Shawn Spears has been wrestling for 20 years. It doesn’t seem that long for many fans, but time flies when you’re having fun, as they say. But it hasn’t entirely been a day in a theme park for Spears himself, as he recently told Renee Paquette in an interview; he was a recent guest on her podcast, The Sessions.
It was during the interview that he disclosed that it hasn’t been all that great and at times he has indeed hated the business of professional wrestling, but through his legacy and his soon to be born child, a son, his legacy will live on, no matter how far he makes it in an industry he has dedicated most of his entire life to.
“The reality is, it has been a love-hate relationship. It has been up and down and there have been a lot of downs. But yeah, there’s been times where I’ve hated this industry and the reason being is because it’s entertainment. Without pulling the curtain back too much, there are just things you’re not in control of…
So it can have a tendency to make you feel like you’re not good enough despite how hard you’re working, despite how much time or effort you’re giving to the industry and despite what the audience may be doing. It just might not be your number. This business doesn’t owe anybody anything. You’ve heard that before…
Anybody who has been in it for an extended period of time will agree it doesn’t owe us anything. It moves on with or without us…If you ask anybody, any wrestlers who come on here, who’s your Mount Rushmore? Number one, that is the most impossible question to answer, in my opinion. There’s so many categories, so don’t ask you that…
So what keeps me kind of motivated, and what keeps me kind of going is knowing that my legacy, the legacy I leave behind, will have nothing to do with pro wrestling, in my opinion. No one’s going to probably remember me in great detail after I’m gone, but my son will. My son will know what I’ve done. My future children will know what I have done…
My family knows what I have done. My nieces and nephews will know what I have done. If that is enough to kind of guide them down a path, a good path that can be beneficial to their life, and the life that they create with someone going forward, I’ve done my job on this earth.”
-via Wrestling News (Transcription)
He recently made his triumphant return to AEW TV after being absent for quite some time. After a run in the Indies of the professional wrestling industry, Spears was brought into the WWE’s developmental territories and was in fact a classmate of none other than Cody Rhodes at Ohio Valley Wrestling (2006). The two were actually a tag team there.
A run on the WWE revival of ECW would follow in 2008 but he would then be relegated back to developmental the following year…by then FCW. A return to the Indy circuit was inevitable…a run that would last until 2013. It was then that he would return to WWE developmental…now NXT.

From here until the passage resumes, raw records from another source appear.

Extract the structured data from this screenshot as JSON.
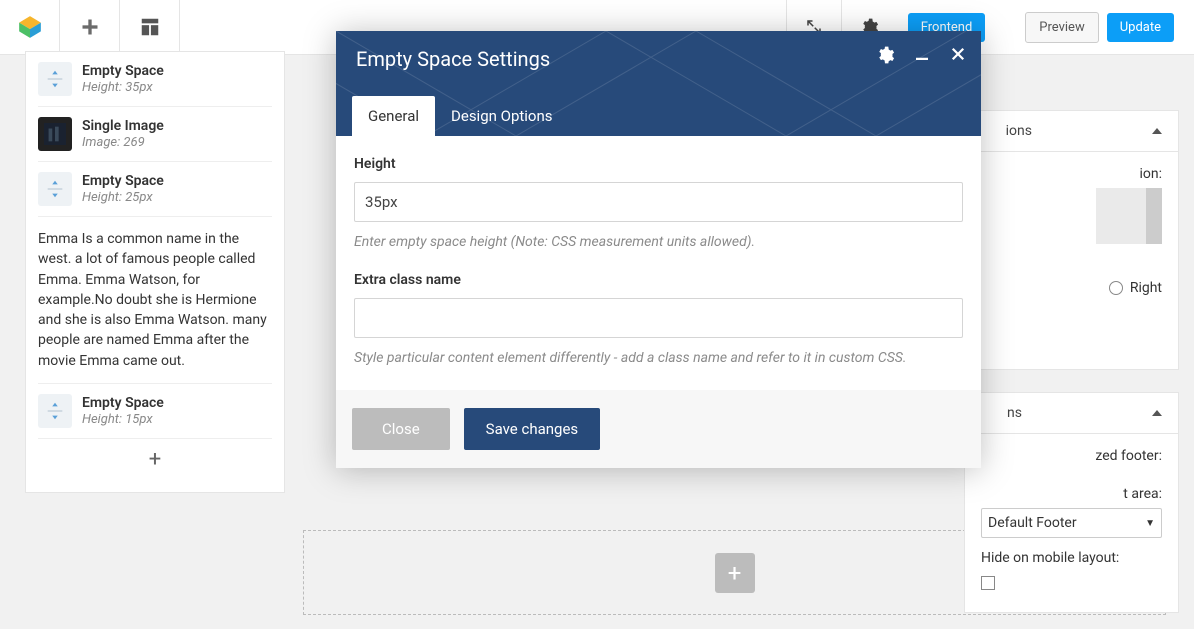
{
  "topbar": {
    "frontend": "Frontend",
    "preview": "Preview",
    "update": "Update"
  },
  "left": {
    "blocks": [
      {
        "title": "Empty Space",
        "sub": "Height: 35px"
      },
      {
        "title": "Single Image",
        "sub": "Image: 269"
      },
      {
        "title": "Empty Space",
        "sub": "Height: 25px"
      }
    ],
    "text": "Emma Is a common name in the west. a lot of famous people called Emma. Emma Watson, for example.No doubt she is Hermione and she is also Emma Watson. many people are named Emma after the movie Emma came out.",
    "block4": {
      "title": "Empty Space",
      "sub": "Height: 15px"
    }
  },
  "right": {
    "panel1": {
      "title_frag": "ions",
      "pos_frag": "ion:",
      "right": "Right"
    },
    "panel2": {
      "title_frag": "ns",
      "footer_lbl_frag": "zed footer:",
      "area_lbl_frag": "t area:",
      "select": "Default Footer",
      "hide": "Hide on mobile layout:"
    }
  },
  "modal": {
    "title": "Empty Space Settings",
    "tabs": {
      "general": "General",
      "design": "Design Options"
    },
    "height_label": "Height",
    "height_value": "35px",
    "height_hint": "Enter empty space height (Note: CSS measurement units allowed).",
    "class_label": "Extra class name",
    "class_value": "",
    "class_hint": "Style particular content element differently - add a class name and refer to it in custom CSS.",
    "close": "Close",
    "save": "Save changes"
  }
}
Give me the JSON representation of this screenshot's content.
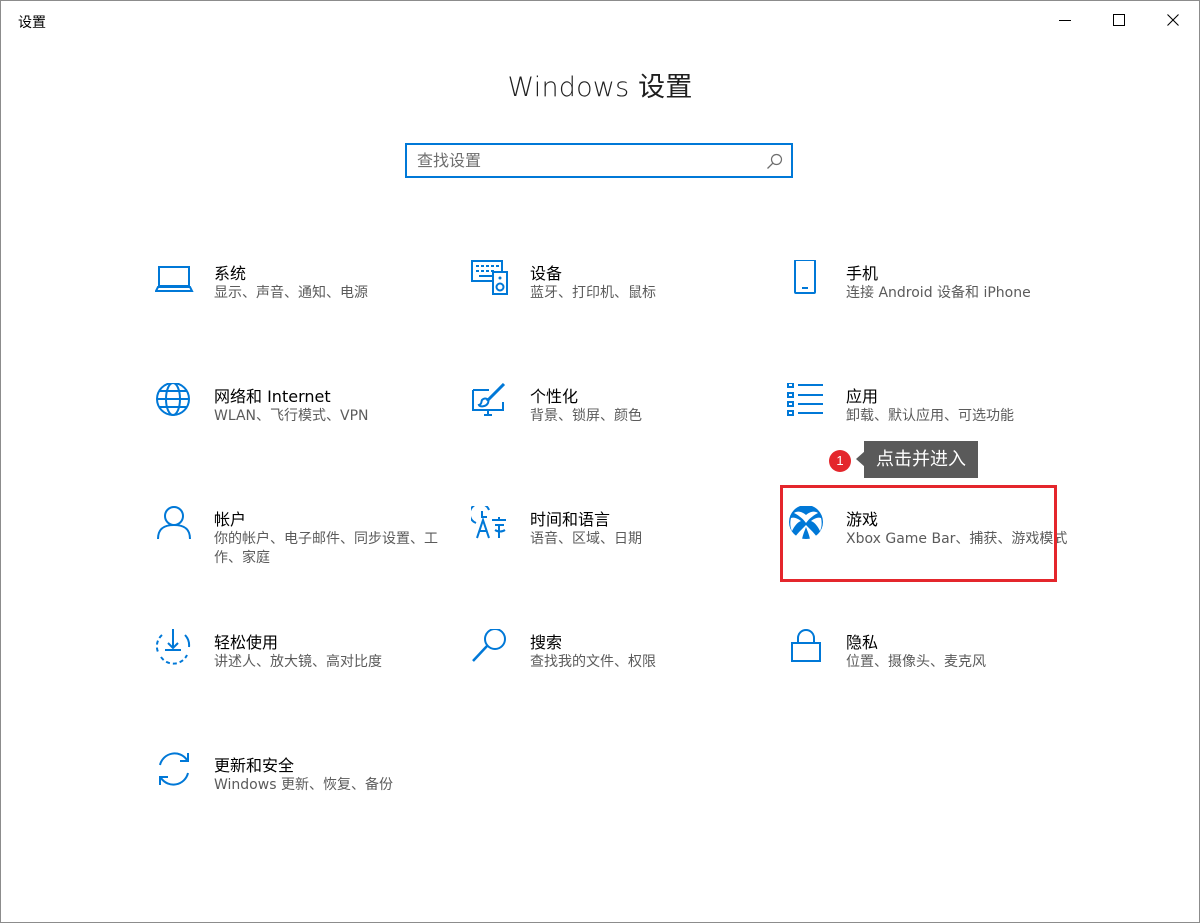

He would remain on that platform until 2017 and then headed for the main roster—SmackDown specifically. It would last two years but unfortunately there were lot of lows during that time (despite a lot of support from the fan base)…may of his storylines leading nowhere, leading even to injury in 2018—a hand injury to be specific.
This of course brings us to 2019 and the start of AEW. It would be in AEW that he would have his most successful run in the industry. We must call spade a spade folks…AEW has had some trouble booking some talent, but they did fine by Shawn Spears.
Hopefully this run leads to something big for him; after all he deserves it. He also stated during the interview that soon, it would be perhaps time to hang up the boots for good, and it would be nice to win a major championship on this run. He stated this also during the aforementioned interview with Paquette. So…is this his last run? Perhaps, and in the end, it’s even more reason for it to count.